7. After ten minutes, or when the participants seem to be winding down, offer everyone the chance to share what they’ve written while displaying the image or photo that inspired it. And if any of the participants wants to continue writing about a certain photo or image, or to choose a new one to write about, encourage them to do so!

Literary Terms, Forms, and Devices: Lune, Enjambment.

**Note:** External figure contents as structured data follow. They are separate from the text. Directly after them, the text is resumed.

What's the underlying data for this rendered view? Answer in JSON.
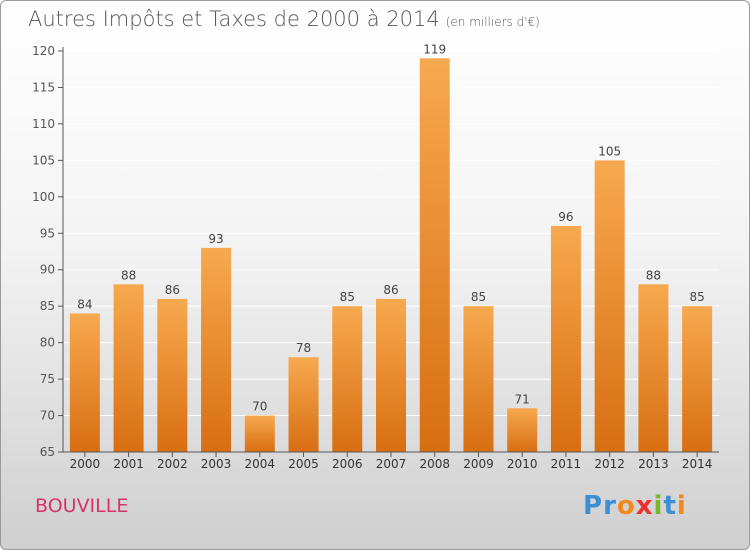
{
  "title": "Autres Impôts et Taxes de 2000 à 2014",
  "title_unit": "(en milliers d'€)",
  "city": "BOUVILLE",
  "brand": {
    "text": "Proxiti",
    "letter_colors": [
      "#3a8fd6",
      "#3a8fd6",
      "#f08a1c",
      "#e8312f",
      "#7ab52a",
      "#3a8fd6",
      "#f08a1c"
    ]
  },
  "colors": {
    "bar_light": "#f7a94f",
    "bar_dark": "#d86e12",
    "axis": "#555555",
    "grid": "#ffffff"
  },
  "chart_data": {
    "type": "bar",
    "categories": [
      "2000",
      "2001",
      "2002",
      "2003",
      "2004",
      "2005",
      "2006",
      "2007",
      "2008",
      "2009",
      "2010",
      "2011",
      "2012",
      "2013",
      "2014"
    ],
    "values": [
      84,
      88,
      86,
      93,
      70,
      78,
      85,
      86,
      119,
      85,
      71,
      96,
      105,
      88,
      85
    ],
    "ylim": [
      65,
      120
    ],
    "yticks": [
      65,
      70,
      75,
      80,
      85,
      90,
      95,
      100,
      105,
      110,
      115,
      120
    ],
    "grid": true,
    "data_labels": true
  }
}
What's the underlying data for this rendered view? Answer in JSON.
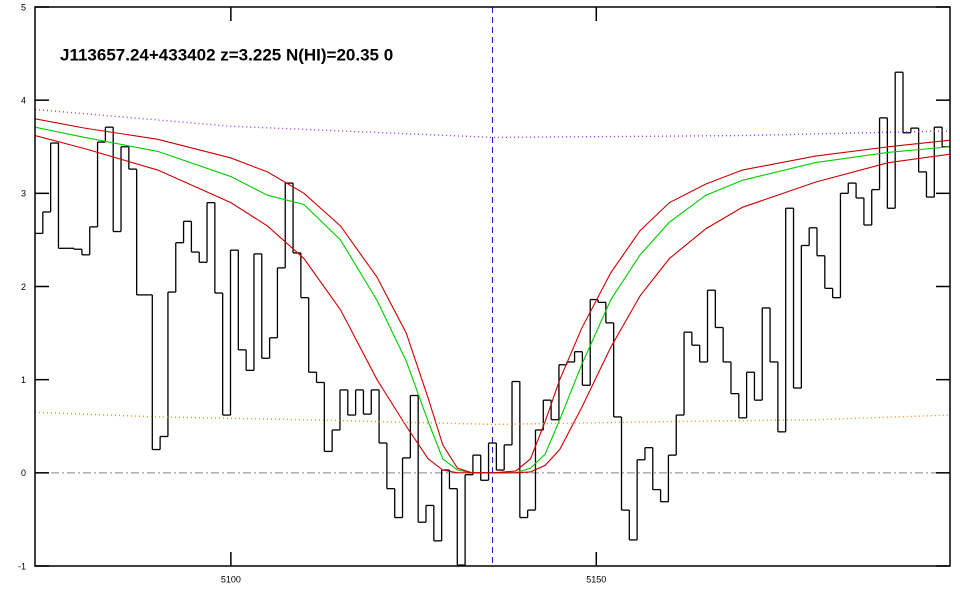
{
  "chart_data": {
    "type": "step",
    "title": "J113657.24+433402 z=3.225 N(HI)=20.35 0",
    "xlim": [
      5073.2,
      5198.4
    ],
    "ylim": [
      -1,
      5
    ],
    "xticks": [
      5100,
      5150
    ],
    "yticks": [
      -1,
      0,
      1,
      2,
      3,
      4,
      5
    ],
    "hline": 0,
    "hline_color": "#888888",
    "vline": 5135.8,
    "vline_color": "#1a1acc",
    "series": [
      {
        "style": "steps",
        "color": "#000000",
        "bins": [
          5073.2,
          5074.27,
          5075.34,
          5076.41,
          5077.48,
          5078.55,
          5079.62,
          5080.69,
          5081.76,
          5082.83,
          5083.9,
          5084.97,
          5086.04,
          5087.11,
          5088.18,
          5089.25,
          5090.32,
          5091.39,
          5092.46,
          5093.53,
          5094.6,
          5095.67,
          5096.74,
          5097.81,
          5098.88,
          5099.95,
          5101.02,
          5102.09,
          5103.16,
          5104.23,
          5105.3,
          5106.37,
          5107.44,
          5108.51,
          5109.58,
          5110.65,
          5111.72,
          5112.79,
          5113.86,
          5114.93,
          5116.0,
          5117.07,
          5118.14,
          5119.21,
          5120.28,
          5121.35,
          5122.42,
          5123.49,
          5124.56,
          5125.63,
          5126.7,
          5127.77,
          5128.84,
          5129.91,
          5130.98,
          5132.05,
          5133.12,
          5134.19,
          5135.26,
          5136.33,
          5137.4,
          5138.47,
          5139.54,
          5140.61,
          5141.68,
          5142.75,
          5143.82,
          5144.89,
          5145.96,
          5147.03,
          5148.1,
          5149.17,
          5150.24,
          5151.31,
          5152.38,
          5153.45,
          5154.52,
          5155.59,
          5156.66,
          5157.73,
          5158.8,
          5159.87,
          5160.94,
          5162.01,
          5163.08,
          5164.15,
          5165.22,
          5166.29,
          5167.36,
          5168.43,
          5169.5,
          5170.57,
          5171.64,
          5172.71,
          5173.78,
          5174.85,
          5175.92,
          5176.99,
          5178.06,
          5179.13,
          5180.2,
          5181.27,
          5182.34,
          5183.41,
          5184.48,
          5185.55,
          5186.62,
          5187.69,
          5188.76,
          5189.83,
          5190.9,
          5191.97,
          5193.04,
          5194.11,
          5195.18,
          5196.25,
          5197.32,
          5198.39
        ],
        "values": [
          2.57,
          2.8,
          3.54,
          2.41,
          2.41,
          2.4,
          2.34,
          2.64,
          3.55,
          3.71,
          2.59,
          3.5,
          3.26,
          1.91,
          1.91,
          0.25,
          0.39,
          1.94,
          2.47,
          2.7,
          2.37,
          2.26,
          2.9,
          1.93,
          0.62,
          2.39,
          1.32,
          1.1,
          2.35,
          1.23,
          1.45,
          2.2,
          3.11,
          2.36,
          1.88,
          1.08,
          0.97,
          0.23,
          0.46,
          0.89,
          0.62,
          0.89,
          0.63,
          0.89,
          0.32,
          -0.17,
          -0.48,
          0.16,
          0.83,
          -0.53,
          -0.35,
          -0.73,
          0.03,
          -0.17,
          -0.99,
          -0.02,
          0.19,
          -0.08,
          0.32,
          0.03,
          0.3,
          0.98,
          -0.48,
          -0.4,
          0.46,
          0.78,
          0.57,
          1.16,
          1.19,
          1.3,
          0.94,
          1.86,
          1.83,
          1.61,
          0.6,
          -0.4,
          -0.72,
          0.14,
          0.27,
          -0.18,
          -0.31,
          0.19,
          0.62,
          1.51,
          1.37,
          1.19,
          1.96,
          1.56,
          1.19,
          0.85,
          0.59,
          1.08,
          0.78,
          1.77,
          1.19,
          0.44,
          2.84,
          0.91,
          2.44,
          2.63,
          2.33,
          1.98,
          1.88,
          3.0,
          3.11,
          2.95,
          2.66,
          3.04,
          3.81,
          2.84,
          4.3,
          3.65,
          3.7,
          3.23,
          2.96,
          3.71,
          3.5
        ]
      },
      {
        "style": "solid",
        "color": "#00cc00",
        "x": [
          5073.2,
          5080,
          5090,
          5100,
          5105,
          5110,
          5115,
          5120,
          5124,
          5127,
          5129,
          5131,
          5133,
          5136,
          5139,
          5141,
          5143,
          5145,
          5148,
          5152,
          5156,
          5160,
          5165,
          5170,
          5180,
          5190,
          5198.4
        ],
        "values": [
          3.71,
          3.6,
          3.45,
          3.18,
          2.98,
          2.88,
          2.5,
          1.85,
          1.2,
          0.55,
          0.15,
          0.03,
          0,
          0,
          0,
          0.05,
          0.2,
          0.57,
          1.16,
          1.86,
          2.34,
          2.69,
          2.98,
          3.14,
          3.33,
          3.44,
          3.5
        ]
      },
      {
        "style": "solid",
        "color": "#cc0000",
        "x": [
          5073.2,
          5080,
          5090,
          5100,
          5105,
          5110,
          5115,
          5120,
          5124,
          5127,
          5129,
          5131,
          5133,
          5136,
          5139,
          5141,
          5143,
          5145,
          5148,
          5152,
          5156,
          5160,
          5165,
          5170,
          5180,
          5190,
          5198.4
        ],
        "values": [
          3.8,
          3.7,
          3.58,
          3.38,
          3.23,
          3.0,
          2.65,
          2.1,
          1.5,
          0.8,
          0.3,
          0.05,
          0,
          0,
          0.02,
          0.15,
          0.55,
          1.0,
          1.55,
          2.15,
          2.6,
          2.9,
          3.1,
          3.25,
          3.4,
          3.5,
          3.57
        ]
      },
      {
        "style": "solid",
        "color": "#cc0000",
        "x": [
          5073.2,
          5080,
          5090,
          5100,
          5105,
          5110,
          5115,
          5120,
          5124,
          5127,
          5129,
          5131,
          5133,
          5136,
          5139,
          5141,
          5143,
          5145,
          5148,
          5152,
          5156,
          5160,
          5165,
          5170,
          5180,
          5190,
          5198.4
        ],
        "values": [
          3.62,
          3.48,
          3.25,
          2.9,
          2.65,
          2.3,
          1.75,
          1.0,
          0.5,
          0.15,
          0.03,
          0,
          0,
          0,
          0,
          0.01,
          0.08,
          0.25,
          0.7,
          1.35,
          1.9,
          2.3,
          2.62,
          2.85,
          3.12,
          3.33,
          3.42
        ]
      },
      {
        "style": "dotted",
        "color": "#9933ff",
        "x": [
          5073.2,
          5100,
          5136,
          5170,
          5198.4
        ],
        "values": [
          3.9,
          3.72,
          3.6,
          3.62,
          3.67
        ]
      },
      {
        "style": "dotted",
        "color": "#ff8800",
        "x": [
          5073.2,
          5090,
          5110,
          5136,
          5160,
          5180,
          5198.4
        ],
        "values": [
          0.65,
          0.6,
          0.57,
          0.52,
          0.55,
          0.57,
          0.62
        ]
      }
    ]
  }
}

Acknowledgments & References: 

via poetryfoundation.org

Mentor Texts: 

Here are two lunes by Jack Collum, the poet who adapted the lune to this 3-5-3 word form.

Barbecue under snow
Waiting for winter to end
So am I

Little blue egg
Covered in dirt and feathers
Crack and fry

 

Student Poems: 

On a photo of an explorer climbing Mount Everest

Tough spiky snow
Scary wind in the air
Me, like nothing

Eli 

On a photo of immigrants at Ellis Island

Everyone is scared
Everyone is staring at something
With great surprise

Ashley

On a photo of the wreck of the Titanic 

The dead Titanic
The perfect home for fish
Its new passengers

Truls

Susan Karwoska is a writer, editor, and teacher. She is the recipient of a New York Foundation for the Arts (NYFA) Fellowship in Fiction; a Lower Manhattan Cultural Council Workspace residency for emerging artists; and residencies at the Ucross Foundation and at Cummington Community of the Arts. From 2005-2014 she was the editor of Teachers & Writers Magazine and currently serves on its editorial board. She is also on the board of the New York Writers Coalition, and has served on NYFA’s artist advisory board. She writes and edits for a variety of publications and organizations, works as a writer-in-the-schools, and lives in Brooklyn, New York, where she is at work on a novel.